Interstate Fire & Casualty v. Abernathy (Florida)
(A minor festival attendee was injured while using an inflatable bungee run; the mother of the minor sued the club that was hosting the event; after settling with the club for millions of dollars and obtaining a judgment, the mother then filed an action against the club’s insurer for failing to provide coverage and for engaging in bad faith; the court ruled that the coverage did not extend back four days to liability for the prior known injury.)

Interstate Fire & Casualty appealed a final judgment against it awarding the injured minor more than six million dollars.  The trial court had determined that a certificate of insurance that was issued by a broker on April 18, 2007 conferred coverage on a purported additional insured (the club hosting the festival) for liability for the minor’s injury that occurred four days earlier on April 14, 2007.

The club hosting the festival did not have insurance.  However, the manufacturer of the inflatable bungee run was insured by a policy issued by Interstate.  The policy included an endorsement which provided that  “Who is An Insured” under the policy was “amended to include as an insured the person or organization shown in the Schedule, but only with respect to liability arising out of your ongoing operations performed for that insured.”  No person or organization was named or scheduled.  However, the Schedule, under the heading “Name of Person or Organization,” contained this language: “AS REQUIRED BY WRITTEN CONTRACT.”  At the time of the accident, the manufacturer had no written contract with the club, nor did the club have any agreement concerning liability insurance, written or oral, with either the manufacturer or Interstate.
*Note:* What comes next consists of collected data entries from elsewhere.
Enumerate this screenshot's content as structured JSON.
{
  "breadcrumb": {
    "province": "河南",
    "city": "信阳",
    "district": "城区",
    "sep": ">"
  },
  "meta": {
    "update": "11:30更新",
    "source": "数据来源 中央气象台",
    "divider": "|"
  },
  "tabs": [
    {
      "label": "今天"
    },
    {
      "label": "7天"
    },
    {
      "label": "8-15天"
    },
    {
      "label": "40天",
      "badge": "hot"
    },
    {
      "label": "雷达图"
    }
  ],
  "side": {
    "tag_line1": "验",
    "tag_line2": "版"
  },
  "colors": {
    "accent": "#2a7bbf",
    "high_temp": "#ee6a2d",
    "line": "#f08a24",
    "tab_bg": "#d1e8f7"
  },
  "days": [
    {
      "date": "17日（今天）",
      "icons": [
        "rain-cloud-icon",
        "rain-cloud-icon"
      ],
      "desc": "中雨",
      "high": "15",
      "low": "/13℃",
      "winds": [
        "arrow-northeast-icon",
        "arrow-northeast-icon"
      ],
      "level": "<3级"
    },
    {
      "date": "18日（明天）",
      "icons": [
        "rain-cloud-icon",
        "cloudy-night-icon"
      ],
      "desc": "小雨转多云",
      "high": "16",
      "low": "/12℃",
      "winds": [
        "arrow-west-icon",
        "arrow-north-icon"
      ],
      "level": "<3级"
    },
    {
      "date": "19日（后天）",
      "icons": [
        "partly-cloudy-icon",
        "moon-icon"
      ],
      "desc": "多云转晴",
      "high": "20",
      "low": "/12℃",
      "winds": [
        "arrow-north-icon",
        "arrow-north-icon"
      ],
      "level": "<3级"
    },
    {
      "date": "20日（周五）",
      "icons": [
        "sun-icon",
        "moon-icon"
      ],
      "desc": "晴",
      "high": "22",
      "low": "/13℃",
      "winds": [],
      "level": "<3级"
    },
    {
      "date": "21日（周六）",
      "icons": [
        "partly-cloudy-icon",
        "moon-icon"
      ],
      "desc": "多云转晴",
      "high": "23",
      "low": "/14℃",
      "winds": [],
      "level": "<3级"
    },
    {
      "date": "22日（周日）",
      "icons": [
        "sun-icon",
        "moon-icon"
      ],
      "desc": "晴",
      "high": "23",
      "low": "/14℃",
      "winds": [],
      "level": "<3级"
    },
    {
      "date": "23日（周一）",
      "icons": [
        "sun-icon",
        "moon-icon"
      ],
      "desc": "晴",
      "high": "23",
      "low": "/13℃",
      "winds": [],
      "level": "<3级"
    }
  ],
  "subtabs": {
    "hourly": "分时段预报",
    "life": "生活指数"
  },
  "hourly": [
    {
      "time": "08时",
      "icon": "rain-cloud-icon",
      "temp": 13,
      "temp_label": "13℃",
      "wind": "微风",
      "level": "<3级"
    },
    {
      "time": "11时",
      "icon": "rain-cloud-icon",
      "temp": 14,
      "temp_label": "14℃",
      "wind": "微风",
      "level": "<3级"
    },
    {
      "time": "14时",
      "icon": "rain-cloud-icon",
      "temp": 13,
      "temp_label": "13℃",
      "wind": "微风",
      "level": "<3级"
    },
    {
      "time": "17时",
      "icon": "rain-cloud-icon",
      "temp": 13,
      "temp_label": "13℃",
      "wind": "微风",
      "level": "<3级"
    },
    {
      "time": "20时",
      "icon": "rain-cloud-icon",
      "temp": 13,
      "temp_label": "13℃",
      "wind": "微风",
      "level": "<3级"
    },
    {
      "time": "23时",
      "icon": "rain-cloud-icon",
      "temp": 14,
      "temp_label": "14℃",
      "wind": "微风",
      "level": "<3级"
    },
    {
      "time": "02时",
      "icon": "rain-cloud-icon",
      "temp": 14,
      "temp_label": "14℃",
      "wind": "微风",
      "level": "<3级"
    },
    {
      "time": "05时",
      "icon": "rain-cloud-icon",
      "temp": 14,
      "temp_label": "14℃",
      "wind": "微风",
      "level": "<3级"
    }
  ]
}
Two days after the subject incident, a representative of the club contacted the manufacturer and asked for a certificate of insurance, naming the club as an additional insured under the manufacturer’s policy.  The request was forwarded to the manufacturer’s insurance broker, who then prepared and faxed a copy of the certificate two days later.

During the underlying lawsuit with the injured minor, Interstate defended the manufacturer, but notified the club that it would not provide it with a defense.  As part of the injured party’s settlement with the defendants, the club assigned its rights under the Interstate policy to the injured party.  Interstate was thereafter added as an additional defendant, facing claims for breach of contract and bad faith.  The trial court then granted the injured party’s motion for summary judgment, finding that the manufacturer’s insurance broker “had authority to issue the [certificate of insurance], that the [certificate of insurance] was part of the policy, based on the definition of ‘policy’ [under Florida law], and that there was no reason why an injured party could not acquire insurance coverage after the fact of the injury.”  Interstate appealed the decision.

On appeal, the Court reversed the trial court noting that “[t]he rule forbidding ‘insuring against’ known losses is part and parcel of the public policy to protect other policy holders against insolvent insurers. An agreement to assume a known loss is not insurance.”  The Court explained that “[t]he concept of insurance is that the parties, in effect, wager against the occurrence or non-occurrence of a specified event; the carrier insures against a risk, not a certainty.”  The Court then expressed the conclusion that “[i]f there is no risk, . . . there can be [no] insurance.”  Moreover, according to the Court, the fact that the manufacturer  had disclosed the fact that the minor had been injured at the festival to the broker before the broker issued the certificate of insurance “makes no difference.”

NOTE: This case highlights the need for detailed and organized advanced planning with regard to insurance protection at public events, particularly large festival and recreational activities.  Effective insurance brokers that specialize in event insurance should anticipate and prevent these types of issues.